“Forgive me if am a bit pessimistic about this,” he told a crowd of about 100 gathered at Georgia Regents University’s Maxwell Theatre.
Rondeau, who daughter Renée was numbered among the more than 900 homicide victims in Chicago in 1994, wondered aloud when the United States would make the connection between the ready availability of guns in this country and the corresponding rate of gun violence.
“Have we not learned anything in the last 19 years?” he asked.
Rondeau, and his wife Elaine, were among a panel gathered to discuss gun violence in America and the possibility of legislation to curb it. Members of the panel included Dr. Richard Schwartz, chairman of the Department of Emergency Medicine at Medical College of Georgia, Augusta District Attorney Ashley Wright, Superior Court Judge Danny Craig, U.S. Attorney Ed Tarver and others.
Rondeau said he supported the Second Amendment right of people to own guns, but thought there was room for some restrictions.
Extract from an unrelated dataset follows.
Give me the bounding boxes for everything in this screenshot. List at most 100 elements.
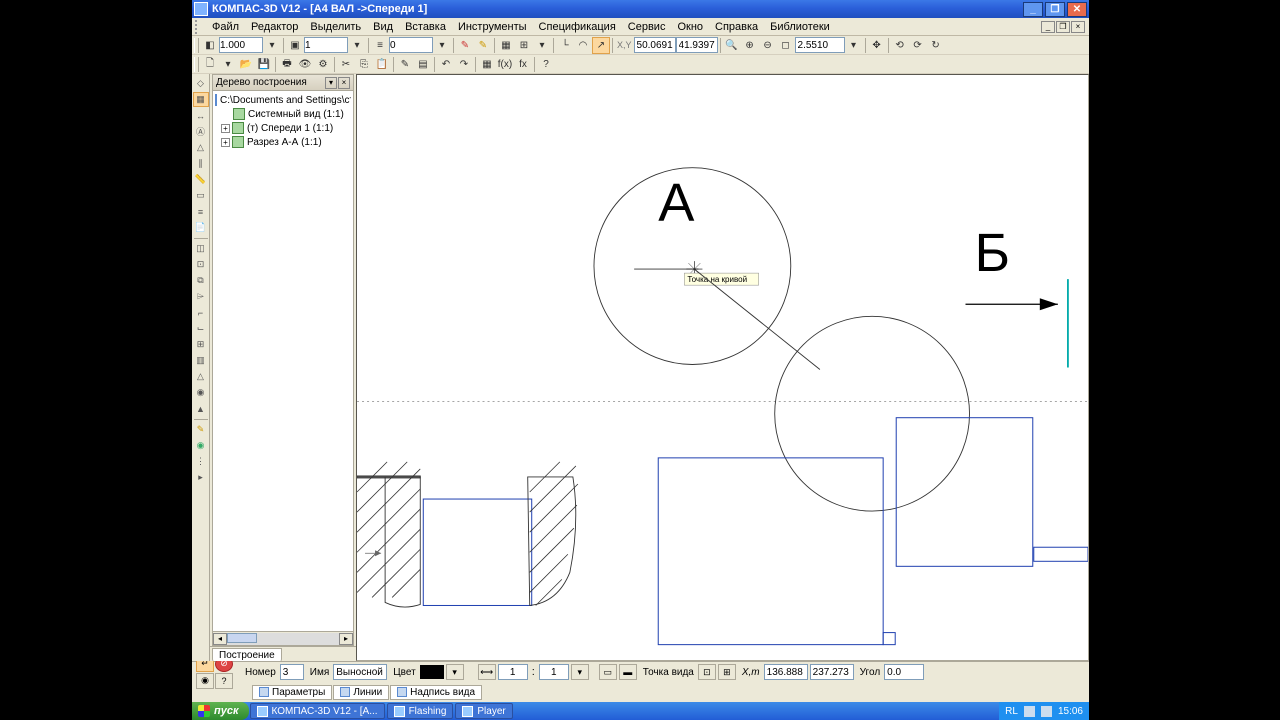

“Why can’t the Second Amendment coexist with sensible laws that are meant to keep guns out of the wrong hands – that’s criminals, crazy people and kids?” he said.
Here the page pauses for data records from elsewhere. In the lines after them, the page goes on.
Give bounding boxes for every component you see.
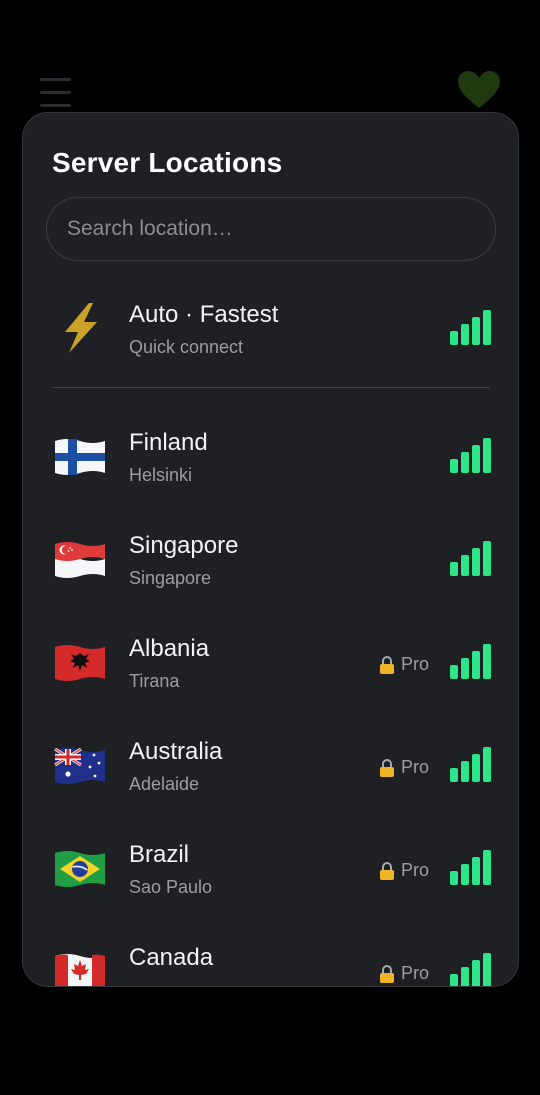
country-name: Brazil bbox=[129, 841, 190, 868]
server-locations-sheet: Server Locations Auto · Fastest Quick co… bbox=[22, 112, 519, 987]
country-name: Albania bbox=[129, 635, 210, 662]
singapore-flag-icon bbox=[55, 542, 105, 578]
city-name: Helsinki bbox=[129, 465, 193, 485]
location-item[interactable]: Canada Pro bbox=[23, 930, 518, 986]
country-name: Canada bbox=[129, 944, 214, 971]
lock-icon bbox=[380, 861, 394, 880]
pro-badge: Pro bbox=[379, 757, 429, 778]
city-name: Tirana bbox=[129, 671, 180, 691]
signal-strength-icon bbox=[450, 438, 491, 473]
location-item[interactable]: Australia Adelaide Pro bbox=[23, 724, 518, 814]
location-item[interactable]: Singapore Singapore bbox=[23, 518, 518, 608]
canada-flag-icon bbox=[55, 954, 105, 986]
brazil-flag-icon bbox=[55, 851, 105, 887]
signal-strength-icon bbox=[450, 747, 491, 782]
country-name: Singapore bbox=[129, 532, 239, 559]
location-item[interactable]: Albania Tirana Pro bbox=[23, 621, 518, 711]
lock-icon bbox=[380, 964, 394, 983]
country-name: Finland bbox=[129, 429, 208, 456]
albania-flag-icon bbox=[55, 645, 105, 681]
pro-label: Pro bbox=[401, 654, 430, 674]
country-name: Australia bbox=[129, 738, 223, 765]
signal-strength-icon bbox=[450, 850, 491, 885]
lock-icon bbox=[380, 758, 394, 777]
hamburger-menu-icon[interactable] bbox=[40, 78, 71, 108]
pro-badge: Pro bbox=[379, 963, 429, 984]
auto-label: Auto · Fastest bbox=[129, 301, 279, 328]
heart-icon[interactable] bbox=[457, 70, 501, 110]
auto-sub: Quick connect bbox=[129, 337, 244, 357]
city-name: Adelaide bbox=[129, 774, 200, 794]
city-name: Singapore bbox=[129, 568, 212, 588]
australia-flag-icon bbox=[54, 747, 105, 784]
pro-badge: Pro bbox=[379, 654, 429, 675]
location-item[interactable]: Brazil Sao Paulo Pro bbox=[23, 827, 518, 917]
lightning-bolt-icon bbox=[65, 303, 97, 353]
auto-fastest-item[interactable]: Auto · Fastest Quick connect bbox=[23, 287, 518, 377]
location-item[interactable]: Finland Helsinki bbox=[23, 415, 518, 505]
signal-strength-icon bbox=[450, 541, 491, 576]
pro-label: Pro bbox=[401, 757, 430, 777]
lock-icon bbox=[380, 655, 394, 674]
finland-flag-icon bbox=[55, 439, 105, 475]
signal-strength-icon bbox=[450, 644, 491, 679]
divider bbox=[52, 387, 490, 388]
pro-label: Pro bbox=[401, 963, 430, 983]
signal-strength-icon bbox=[450, 310, 491, 345]
pro-label: Pro bbox=[401, 860, 430, 880]
search-box[interactable] bbox=[46, 197, 496, 261]
screen: Server Locations Auto · Fastest Quick co… bbox=[0, 0, 540, 1095]
pro-badge: Pro bbox=[379, 860, 429, 881]
search-input[interactable] bbox=[47, 198, 495, 260]
city-name: Sao Paulo bbox=[129, 877, 213, 897]
signal-strength-icon bbox=[450, 953, 491, 986]
sheet-title: Server Locations bbox=[52, 147, 283, 178]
Craig countered in his opening statement that any such law meant to reduce the number of guns has little chance of being passed and would likely have little effect considering how many firearms already are in the hands of the populous, which he estimated at 500 to 700 million weapons.
“It’s not realistic,” he said. “We have a lot of liberties, but there is a price to pay for all these liberties we have.”
Among those liberties are freedom of expression, which allows graphically violent depictions of crime and antisocial behavior to be disseminated over the airwaves and through the Internet with very little restriction, Craig said.
He said people also need to understand the effects those types of images have on behavior, especially young minds who are exposed to them.
All panelists agreed that more needed to be done to address some of the root causes of crime and violence, such as the lack of availability of mental health care. Craig said a change in the law in 1992 “waved a magic wand” over the institutionalized mentally ill and said “you are healed.”
He said most of those people are in Georgia’s prison system now.
“Everybody says someone should do something about the mentally ill,” said Wright. “But who is the someone, and what is the something?”
Rondeau said until more is done to solve the basic problems that pull people into criminal behavior, we can expect the same results.
He said the two people who stalked, robbed and killed his daughter came from a neighborhood on Chicago’s west side – “a place devoid of any human possibility of opportunity.”
He said they made terrible decisions that led them to a life of crime and the death of his daughter, but considering where they came from, it would have been a surprise had they turned out any different.
“The good news is that we caught them,” he said. “The bad news is that there are more like them coming, and a lot more.”